その視点で振り返ってみると、solに来て以来「自分が開いていくこと」を試されることが多かったと思います(そして、今も現在進行形)。

人間は、一人ひとり違うところだらけで、見た目や年齢はもちろん、生まれ育った環境も、様々な経験をとおして作られた価値観も、はたまた今抱えている悩みも、どれか1つでさえ〝自分と全く同じ〟なんてありえません。

そう頭では分かっているのに、他人と同じであることを求めたり、多様であることにビビったりする自分が、よく顔を出していました。

でも、solには「多様であることが当たり前」という前提が空気のようにあります。solに関わる全てのスタッフが互いの凸凹を持ち寄って、solを求めてくれる方々がより豊かに暮らしていく道筋を一緒に考えています。

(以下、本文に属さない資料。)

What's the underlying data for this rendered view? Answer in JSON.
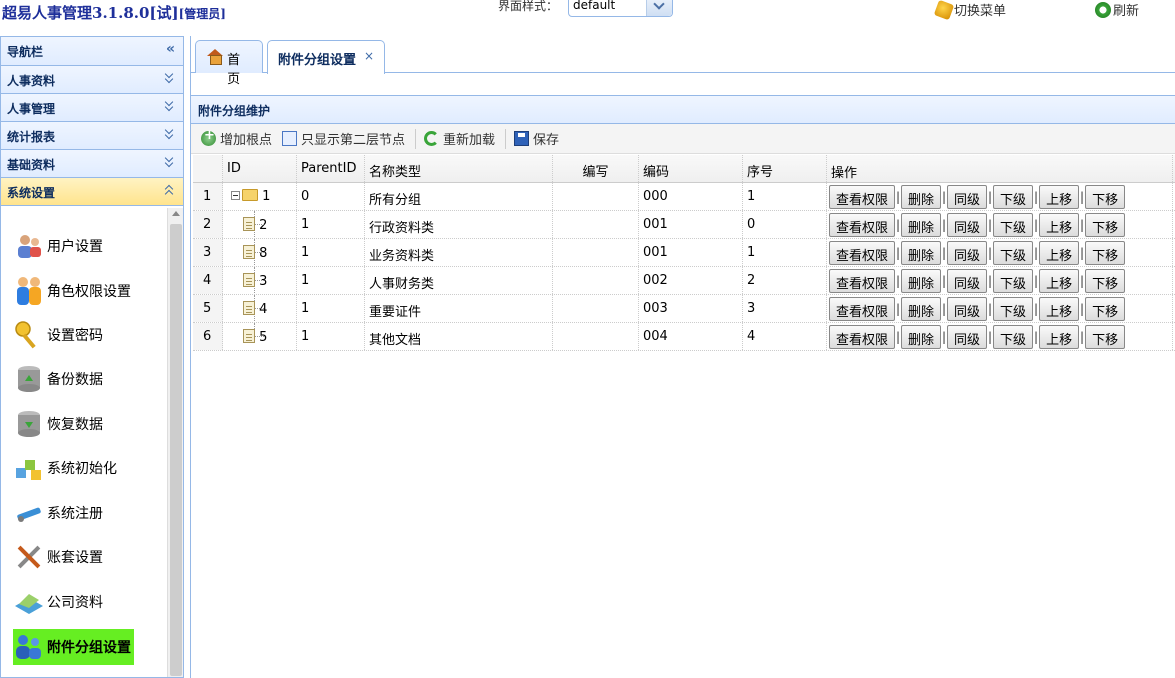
{
  "header": {
    "app_title": "超易人事管理3.1.8.0[试]",
    "role": "[管理员]",
    "skin_label": "界面样式：",
    "skin_value": "default",
    "switch_menu": "切换菜单",
    "refresh": "刷新"
  },
  "sidebar": {
    "title": "导航栏",
    "collapse_icon": "«",
    "sections": [
      {
        "label": "人事资料"
      },
      {
        "label": "人事管理"
      },
      {
        "label": "统计报表"
      },
      {
        "label": "基础资料"
      },
      {
        "label": "系统设置"
      }
    ],
    "menu": [
      {
        "label": "用户设置",
        "icon": "users-icon"
      },
      {
        "label": "角色权限设置",
        "icon": "roles-icon"
      },
      {
        "label": "设置密码",
        "icon": "key-icon"
      },
      {
        "label": "备份数据",
        "icon": "backup-db-icon"
      },
      {
        "label": "恢复数据",
        "icon": "restore-db-icon"
      },
      {
        "label": "系统初始化",
        "icon": "init-icon"
      },
      {
        "label": "系统注册",
        "icon": "register-icon"
      },
      {
        "label": "账套设置",
        "icon": "tools-icon"
      },
      {
        "label": "公司资料",
        "icon": "company-icon"
      },
      {
        "label": "附件分组设置",
        "icon": "group-icon"
      }
    ]
  },
  "tabs": [
    {
      "label": "首页"
    },
    {
      "label": "附件分组设置",
      "close": "×"
    }
  ],
  "panel": {
    "title": "附件分组维护",
    "toolbar": {
      "add_root": "增加根点",
      "show_second_level": "只显示第二层节点",
      "reload": "重新加载",
      "save": "保存"
    }
  },
  "grid": {
    "columns": [
      "ID",
      "ParentID",
      "名称类型",
      "编写",
      "编码",
      "序号",
      "操作"
    ],
    "actions": [
      "查看权限",
      "删除",
      "同级",
      "下级",
      "上移",
      "下移"
    ],
    "action_sep": "|",
    "rows": [
      {
        "num": "1",
        "id": "1",
        "parent": "0",
        "name": "所有分组",
        "code": "000",
        "seq": "1"
      },
      {
        "num": "2",
        "id": "2",
        "parent": "1",
        "name": "行政资料类",
        "code": "001",
        "seq": "0"
      },
      {
        "num": "3",
        "id": "8",
        "parent": "1",
        "name": "业务资料类",
        "code": "001",
        "seq": "1"
      },
      {
        "num": "4",
        "id": "3",
        "parent": "1",
        "name": "人事财务类",
        "code": "002",
        "seq": "2"
      },
      {
        "num": "5",
        "id": "4",
        "parent": "1",
        "name": "重要证件",
        "code": "003",
        "seq": "3"
      },
      {
        "num": "6",
        "id": "5",
        "parent": "1",
        "name": "其他文档",
        "code": "004",
        "seq": "4"
      }
    ]
  }
}
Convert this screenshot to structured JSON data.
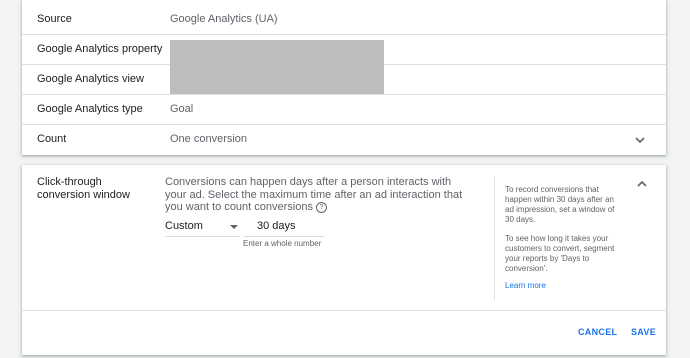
{
  "settings": {
    "rows": [
      {
        "label": "Source",
        "value": "Google Analytics (UA)"
      },
      {
        "label": "Google Analytics property",
        "value": ""
      },
      {
        "label": "Google Analytics view",
        "value": ""
      },
      {
        "label": "Google Analytics type",
        "value": "Goal"
      },
      {
        "label": "Count",
        "value": "One conversion"
      }
    ]
  },
  "click_through": {
    "label": "Click-through conversion window",
    "description": "Conversions can happen days after a person interacts with your ad. Select the maximum time after an ad interaction that you want to count conversions",
    "help_icon_glyph": "?",
    "select_value": "Custom",
    "days_value": "30 days",
    "hint": "Enter a whole number",
    "side_text_1": "To record conversions that happen within 30 days after an ad impression, set a window of 30 days.",
    "side_text_2": "To see how long it takes your customers to convert, segment your reports by 'Days to conversion'.",
    "learn_more": "Learn more"
  },
  "actions": {
    "cancel": "CANCEL",
    "save": "SAVE"
  },
  "colors": {
    "accent": "#1a73e8",
    "redaction": "#bdbdbd",
    "background": "#f1f3f4"
  },
  "icons": {
    "count_expand": "chevron-down-icon",
    "section_collapse": "chevron-up-icon",
    "help": "help-icon",
    "select_caret": "caret-down-icon"
  }
}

solと共に過ごす子供達、保護者さん、地域の方々とも一緒に、「多様であることが当たり前」という感覚を、もっと共有していきたいという思いが溢れているように感じます。

そんな環境に身を置いて、自分がどう変わってきたか(あるいは何が変わっていないのか)を言語化することはまだ難しいですが、モヤモヤすることも含めて、人間として豊かな時間 を過ごせている自信はあります。

毎日、こんな場所で働けている運の良さとご縁に感謝するとともに、solを頼ってくれる人たちの力になれるよう、もっと自分を開いていく2年目にしたいと思っています。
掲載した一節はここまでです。